Hi All.
How many of you are using Linux Repositories in your own production environments? Is there any thing you would change or do differently right now?For those of you who have made the switch did you notice any performance differences?
I have many SAN’s arriving my way in the next few weeks. Many PB’s of storage. For Veeam I’m going to be using NVMe flash at our production. We want the ability to run a good amount of prod from backups for labs, testing, fast recovery in a critical event. I also have tape jobs running air gapped copies at multiple sites. . . For DR, it’s less common to run out there so it’s not going to be quite as fast on the storage side.
As I’m using SAN’s, I need to attach servers. Currently with Windows servers things have been great, but the idea of immutable storage is nice. This gives me an opportunity to potentially change 1 or both sites even to Linux .
Currently now I have an all in 1 setup at each site. It actually works good, but running Proxy, Repo and tape servers from the same box is pretty taxing and not nearly as scalable.
I was thinking of having a few multiuse boxes (Proxy/Repo) but that would need to split out the tape servers unless I separate drives to each server, and specify specific jobs, affinity rules etc. Option 2 is add stand alone tape servers. Right now with the AllInOne setup the repo IS the tape server. With fiber storage, It’s reading and writing from the same host and very fast.

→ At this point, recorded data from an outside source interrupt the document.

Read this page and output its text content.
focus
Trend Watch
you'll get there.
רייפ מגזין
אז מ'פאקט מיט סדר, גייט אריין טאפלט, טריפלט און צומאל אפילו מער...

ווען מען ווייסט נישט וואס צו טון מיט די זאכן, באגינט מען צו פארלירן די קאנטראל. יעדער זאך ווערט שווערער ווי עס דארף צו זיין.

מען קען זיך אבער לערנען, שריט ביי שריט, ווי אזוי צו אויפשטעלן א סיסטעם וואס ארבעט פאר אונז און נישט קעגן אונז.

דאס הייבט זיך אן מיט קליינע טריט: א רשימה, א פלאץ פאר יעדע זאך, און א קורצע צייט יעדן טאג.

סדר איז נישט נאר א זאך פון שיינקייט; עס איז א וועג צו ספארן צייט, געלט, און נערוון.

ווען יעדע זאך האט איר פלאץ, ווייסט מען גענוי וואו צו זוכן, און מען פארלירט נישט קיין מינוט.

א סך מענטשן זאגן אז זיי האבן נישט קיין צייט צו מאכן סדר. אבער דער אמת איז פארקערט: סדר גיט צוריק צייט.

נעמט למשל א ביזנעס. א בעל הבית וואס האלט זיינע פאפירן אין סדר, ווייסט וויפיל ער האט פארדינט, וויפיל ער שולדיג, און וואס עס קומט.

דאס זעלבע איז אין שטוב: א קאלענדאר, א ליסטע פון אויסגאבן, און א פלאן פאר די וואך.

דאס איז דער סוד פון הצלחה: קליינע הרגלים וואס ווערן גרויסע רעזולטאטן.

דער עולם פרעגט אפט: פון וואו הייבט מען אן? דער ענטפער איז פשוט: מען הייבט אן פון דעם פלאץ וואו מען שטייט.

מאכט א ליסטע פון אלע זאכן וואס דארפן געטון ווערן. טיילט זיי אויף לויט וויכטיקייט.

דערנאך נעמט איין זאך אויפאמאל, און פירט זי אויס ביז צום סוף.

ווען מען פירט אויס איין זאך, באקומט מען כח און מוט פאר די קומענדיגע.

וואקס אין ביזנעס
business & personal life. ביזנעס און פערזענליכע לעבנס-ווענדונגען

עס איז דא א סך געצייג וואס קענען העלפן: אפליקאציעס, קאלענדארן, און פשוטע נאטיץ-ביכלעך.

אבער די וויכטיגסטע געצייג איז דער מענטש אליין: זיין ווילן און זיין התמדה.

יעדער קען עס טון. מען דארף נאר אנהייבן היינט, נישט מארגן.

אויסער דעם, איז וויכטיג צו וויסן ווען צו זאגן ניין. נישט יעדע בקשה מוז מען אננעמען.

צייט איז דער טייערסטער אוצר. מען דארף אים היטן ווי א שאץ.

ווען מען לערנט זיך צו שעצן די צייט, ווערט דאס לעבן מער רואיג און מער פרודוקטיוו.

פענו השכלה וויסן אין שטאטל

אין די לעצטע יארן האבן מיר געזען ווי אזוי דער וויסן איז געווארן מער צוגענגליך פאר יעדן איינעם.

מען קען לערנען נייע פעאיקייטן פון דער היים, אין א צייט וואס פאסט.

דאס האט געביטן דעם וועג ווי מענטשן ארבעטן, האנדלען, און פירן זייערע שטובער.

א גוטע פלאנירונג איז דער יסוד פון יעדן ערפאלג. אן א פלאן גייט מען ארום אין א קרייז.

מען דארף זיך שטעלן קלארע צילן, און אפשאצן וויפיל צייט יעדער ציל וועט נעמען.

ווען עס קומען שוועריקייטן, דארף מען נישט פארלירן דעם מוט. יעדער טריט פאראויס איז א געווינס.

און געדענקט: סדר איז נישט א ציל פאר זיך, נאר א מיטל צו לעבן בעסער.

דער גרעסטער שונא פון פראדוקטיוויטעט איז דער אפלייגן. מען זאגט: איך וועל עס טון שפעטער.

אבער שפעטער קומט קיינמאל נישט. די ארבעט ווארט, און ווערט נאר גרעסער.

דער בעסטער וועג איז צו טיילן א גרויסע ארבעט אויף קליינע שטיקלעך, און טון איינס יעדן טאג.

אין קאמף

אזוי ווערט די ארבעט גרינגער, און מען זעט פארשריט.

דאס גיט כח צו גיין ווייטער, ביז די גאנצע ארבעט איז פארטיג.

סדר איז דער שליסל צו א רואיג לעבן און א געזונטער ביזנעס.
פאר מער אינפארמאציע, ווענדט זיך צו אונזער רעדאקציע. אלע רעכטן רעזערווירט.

The separated servers will scale much better, but I’m torn between having a few “multi use” boxes, or splitting proxy, repo, tape etc.
If you could redesign your setup, would you keep all your servers separate, or combine a Tape server and Repo, or Proxy and Repo. Having a few additional proxies or repos in the future might be something that gets changed in my plan as well.
I’ll be logging some performance metrics and doing some benchmarks testing once I get things setup. Hopefully it may help a few people get the most out of their equipment. Those random read/writes are hitting my current Veeam SAN pretty hard as things have become fragmented.